Department of Fruit, Vegetable and Plant Nutraceutical Technology, Wroclaw University of Environmental and Life Sciences, Chełmońskiego Street 37, 51-630 Wrocław, Poland.
Molecules. 2018 Oct 25;23(11):2764. doi: 10.3390/molecules23112764.

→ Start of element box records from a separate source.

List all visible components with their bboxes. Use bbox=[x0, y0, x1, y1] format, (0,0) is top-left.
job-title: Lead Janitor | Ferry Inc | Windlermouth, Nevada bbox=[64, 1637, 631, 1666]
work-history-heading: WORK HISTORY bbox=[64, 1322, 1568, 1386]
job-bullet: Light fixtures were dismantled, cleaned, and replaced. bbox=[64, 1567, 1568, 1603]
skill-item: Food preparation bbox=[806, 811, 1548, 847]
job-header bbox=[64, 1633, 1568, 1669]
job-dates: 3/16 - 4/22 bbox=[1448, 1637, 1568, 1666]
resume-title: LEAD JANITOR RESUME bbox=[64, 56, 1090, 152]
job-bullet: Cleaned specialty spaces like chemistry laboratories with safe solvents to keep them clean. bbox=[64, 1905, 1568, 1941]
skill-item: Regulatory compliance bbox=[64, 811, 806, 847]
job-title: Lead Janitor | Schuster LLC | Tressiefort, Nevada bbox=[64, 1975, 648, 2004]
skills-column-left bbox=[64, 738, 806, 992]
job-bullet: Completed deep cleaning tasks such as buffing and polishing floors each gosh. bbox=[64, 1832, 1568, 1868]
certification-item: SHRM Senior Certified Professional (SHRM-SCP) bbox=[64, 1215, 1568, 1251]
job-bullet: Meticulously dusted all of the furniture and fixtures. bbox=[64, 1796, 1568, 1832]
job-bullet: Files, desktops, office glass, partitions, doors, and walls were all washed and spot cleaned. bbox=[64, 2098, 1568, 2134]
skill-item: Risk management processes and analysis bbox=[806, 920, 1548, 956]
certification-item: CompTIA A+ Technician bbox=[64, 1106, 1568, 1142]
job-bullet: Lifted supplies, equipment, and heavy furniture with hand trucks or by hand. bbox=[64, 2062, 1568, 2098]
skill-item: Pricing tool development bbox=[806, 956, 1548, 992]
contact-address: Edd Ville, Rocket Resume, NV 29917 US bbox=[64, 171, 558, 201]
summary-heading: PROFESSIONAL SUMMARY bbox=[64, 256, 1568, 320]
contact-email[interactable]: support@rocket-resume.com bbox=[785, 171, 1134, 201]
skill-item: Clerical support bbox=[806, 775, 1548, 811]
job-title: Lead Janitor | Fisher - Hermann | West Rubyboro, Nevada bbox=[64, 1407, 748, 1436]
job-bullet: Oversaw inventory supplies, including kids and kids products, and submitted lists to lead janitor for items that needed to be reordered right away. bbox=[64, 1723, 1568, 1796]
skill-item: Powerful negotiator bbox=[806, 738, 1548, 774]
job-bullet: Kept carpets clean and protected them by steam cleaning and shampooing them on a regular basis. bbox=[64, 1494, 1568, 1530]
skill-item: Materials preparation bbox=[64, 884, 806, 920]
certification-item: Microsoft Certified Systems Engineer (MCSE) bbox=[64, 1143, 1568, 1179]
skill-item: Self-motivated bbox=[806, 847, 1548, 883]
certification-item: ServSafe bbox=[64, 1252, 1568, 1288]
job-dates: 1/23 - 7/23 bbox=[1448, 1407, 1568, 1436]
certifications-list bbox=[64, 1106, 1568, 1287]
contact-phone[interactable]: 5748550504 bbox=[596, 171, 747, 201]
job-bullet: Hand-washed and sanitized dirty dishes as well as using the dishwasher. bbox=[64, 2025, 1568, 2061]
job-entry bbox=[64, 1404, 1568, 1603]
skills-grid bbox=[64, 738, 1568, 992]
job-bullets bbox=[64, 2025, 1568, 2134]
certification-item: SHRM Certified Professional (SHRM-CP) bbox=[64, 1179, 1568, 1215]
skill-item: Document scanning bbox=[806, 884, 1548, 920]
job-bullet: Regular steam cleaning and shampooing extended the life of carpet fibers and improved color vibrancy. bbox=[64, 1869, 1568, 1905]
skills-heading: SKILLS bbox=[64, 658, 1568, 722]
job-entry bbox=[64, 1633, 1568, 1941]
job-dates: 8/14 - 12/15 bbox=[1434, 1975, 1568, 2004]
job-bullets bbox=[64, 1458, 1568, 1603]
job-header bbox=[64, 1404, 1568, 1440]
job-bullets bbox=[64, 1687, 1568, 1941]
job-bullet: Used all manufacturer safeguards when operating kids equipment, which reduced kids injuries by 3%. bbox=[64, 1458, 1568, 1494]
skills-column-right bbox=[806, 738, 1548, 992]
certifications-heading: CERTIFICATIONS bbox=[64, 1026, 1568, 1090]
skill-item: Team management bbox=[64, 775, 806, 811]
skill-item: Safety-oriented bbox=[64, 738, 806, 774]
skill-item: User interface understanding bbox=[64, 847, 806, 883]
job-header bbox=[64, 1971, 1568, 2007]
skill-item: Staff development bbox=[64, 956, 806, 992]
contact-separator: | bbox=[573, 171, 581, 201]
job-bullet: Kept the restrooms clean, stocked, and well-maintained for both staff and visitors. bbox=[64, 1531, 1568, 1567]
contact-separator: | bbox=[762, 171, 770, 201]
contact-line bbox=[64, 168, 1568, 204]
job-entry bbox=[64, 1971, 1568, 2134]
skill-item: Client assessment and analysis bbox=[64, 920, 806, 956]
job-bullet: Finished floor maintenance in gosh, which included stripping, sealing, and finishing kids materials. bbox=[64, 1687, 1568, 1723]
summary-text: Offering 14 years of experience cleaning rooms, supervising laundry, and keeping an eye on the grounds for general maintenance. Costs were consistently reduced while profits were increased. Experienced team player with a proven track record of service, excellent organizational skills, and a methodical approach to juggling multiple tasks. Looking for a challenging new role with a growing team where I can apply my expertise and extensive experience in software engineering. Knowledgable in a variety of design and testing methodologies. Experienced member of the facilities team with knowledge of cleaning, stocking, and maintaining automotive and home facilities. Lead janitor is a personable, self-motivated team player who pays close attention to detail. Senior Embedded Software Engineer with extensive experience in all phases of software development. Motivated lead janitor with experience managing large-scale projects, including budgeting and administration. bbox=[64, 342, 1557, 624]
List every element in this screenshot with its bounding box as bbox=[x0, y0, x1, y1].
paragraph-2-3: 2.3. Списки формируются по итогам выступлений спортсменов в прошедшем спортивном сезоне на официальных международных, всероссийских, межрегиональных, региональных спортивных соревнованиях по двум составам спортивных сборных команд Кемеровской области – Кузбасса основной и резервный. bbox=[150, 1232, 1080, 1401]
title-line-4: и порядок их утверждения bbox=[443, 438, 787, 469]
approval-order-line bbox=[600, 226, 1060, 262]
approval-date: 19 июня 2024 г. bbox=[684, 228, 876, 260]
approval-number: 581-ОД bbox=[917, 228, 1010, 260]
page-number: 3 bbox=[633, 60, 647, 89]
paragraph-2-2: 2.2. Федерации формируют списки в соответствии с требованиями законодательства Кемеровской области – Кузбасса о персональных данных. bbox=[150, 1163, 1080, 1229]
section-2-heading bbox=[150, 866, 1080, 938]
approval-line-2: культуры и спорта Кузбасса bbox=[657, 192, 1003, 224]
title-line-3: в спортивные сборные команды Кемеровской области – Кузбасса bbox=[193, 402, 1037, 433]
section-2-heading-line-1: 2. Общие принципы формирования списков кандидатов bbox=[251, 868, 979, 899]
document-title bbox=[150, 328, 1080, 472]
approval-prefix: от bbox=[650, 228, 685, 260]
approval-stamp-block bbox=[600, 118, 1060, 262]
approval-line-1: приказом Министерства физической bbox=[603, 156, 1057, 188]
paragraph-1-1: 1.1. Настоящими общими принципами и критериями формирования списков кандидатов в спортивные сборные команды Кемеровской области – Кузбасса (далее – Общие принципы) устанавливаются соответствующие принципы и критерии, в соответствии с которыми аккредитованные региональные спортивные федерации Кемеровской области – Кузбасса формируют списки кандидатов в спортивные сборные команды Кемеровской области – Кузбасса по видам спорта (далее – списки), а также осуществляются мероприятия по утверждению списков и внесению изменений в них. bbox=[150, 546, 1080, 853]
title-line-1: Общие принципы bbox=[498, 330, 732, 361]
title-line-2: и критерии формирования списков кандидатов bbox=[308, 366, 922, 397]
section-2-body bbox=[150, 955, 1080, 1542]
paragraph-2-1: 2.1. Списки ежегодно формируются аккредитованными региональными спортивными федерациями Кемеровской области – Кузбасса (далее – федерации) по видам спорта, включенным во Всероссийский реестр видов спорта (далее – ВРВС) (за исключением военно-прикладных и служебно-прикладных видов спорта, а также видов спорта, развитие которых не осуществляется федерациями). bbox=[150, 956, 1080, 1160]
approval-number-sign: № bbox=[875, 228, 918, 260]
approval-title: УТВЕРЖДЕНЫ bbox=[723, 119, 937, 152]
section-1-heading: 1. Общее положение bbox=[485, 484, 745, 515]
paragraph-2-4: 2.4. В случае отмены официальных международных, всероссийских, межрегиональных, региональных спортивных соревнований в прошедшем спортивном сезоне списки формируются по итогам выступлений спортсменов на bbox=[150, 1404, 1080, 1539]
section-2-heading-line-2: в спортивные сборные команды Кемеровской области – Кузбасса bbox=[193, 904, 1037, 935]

The aim of the work was to assess the possibility of obtaining high bioactivity dried kale using a vacuum impregnation as the preliminary processing before the drying. Kale leaves underwent vacuum impregnation in freshly squeezed onion juice and in sodium chloride solution utilising the following impregnation process parameters: At the vacuum stage, 6 kPa reduced pressure for 1 min, dosing the impregnating solution and keeping the sample under vacuum for 2 min, and then 6 min in impregnating solution at atmospheric pressure. Fluidized bed drying of kale was conducted using inert polypropylene balls, utilising a drying air temperature in a range from 70 to 130 °C. The drying kinetics were described, and the dehydrated product's quality was assessed, on the basis of these selected characteristics: The content of chlorophylls, polyphenols and carotenoids, and antioxidant activity measured with ABTS⁺, dry matter, water activity and colour. It was determined that protective influence of vacuum impregnation before fluidized bed drying was seen only in the case of using temperatures of 90 and 110 °C. The highest content of bioactive components in dried kale was obtained in the case of using onion juice impregnation and drying at 110 °C.
本工作旨在评估真空浸渍作为干燥前预处理的方法,以获得高生物活性的干燥羽衣甘蓝的可能性。羽衣甘蓝叶在新鲜榨取的洋葱汁和氯化钠溶液中进行真空浸渍,采用以下浸渍工艺参数:在真空阶段,减压至 6 kPa 持续 1 分钟,注入浸渍溶液,并在真空下保持样品 2 分钟,然后在大气压下在浸渍溶液中保持 6 分钟。使用惰性聚丙烯球进行流化床干燥,干燥空气温度范围为 70 至 130°C。基于所选特性描述了羽衣甘蓝的干燥动力学,并评估了脱水产品的质量:叶绿素、多酚和类胡萝卜素的含量以及用 ABTS⁺测量的抗氧化活性、干物质、水分活度和颜色。结果表明,只有在使用 90 和 110°C 的温度时,流化床干燥前的真空浸渍才有保护作用。在使用洋葱汁浸渍和在 110°C 下干燥的情况下,获得了干燥羽衣甘蓝中生物活性成分含量最高。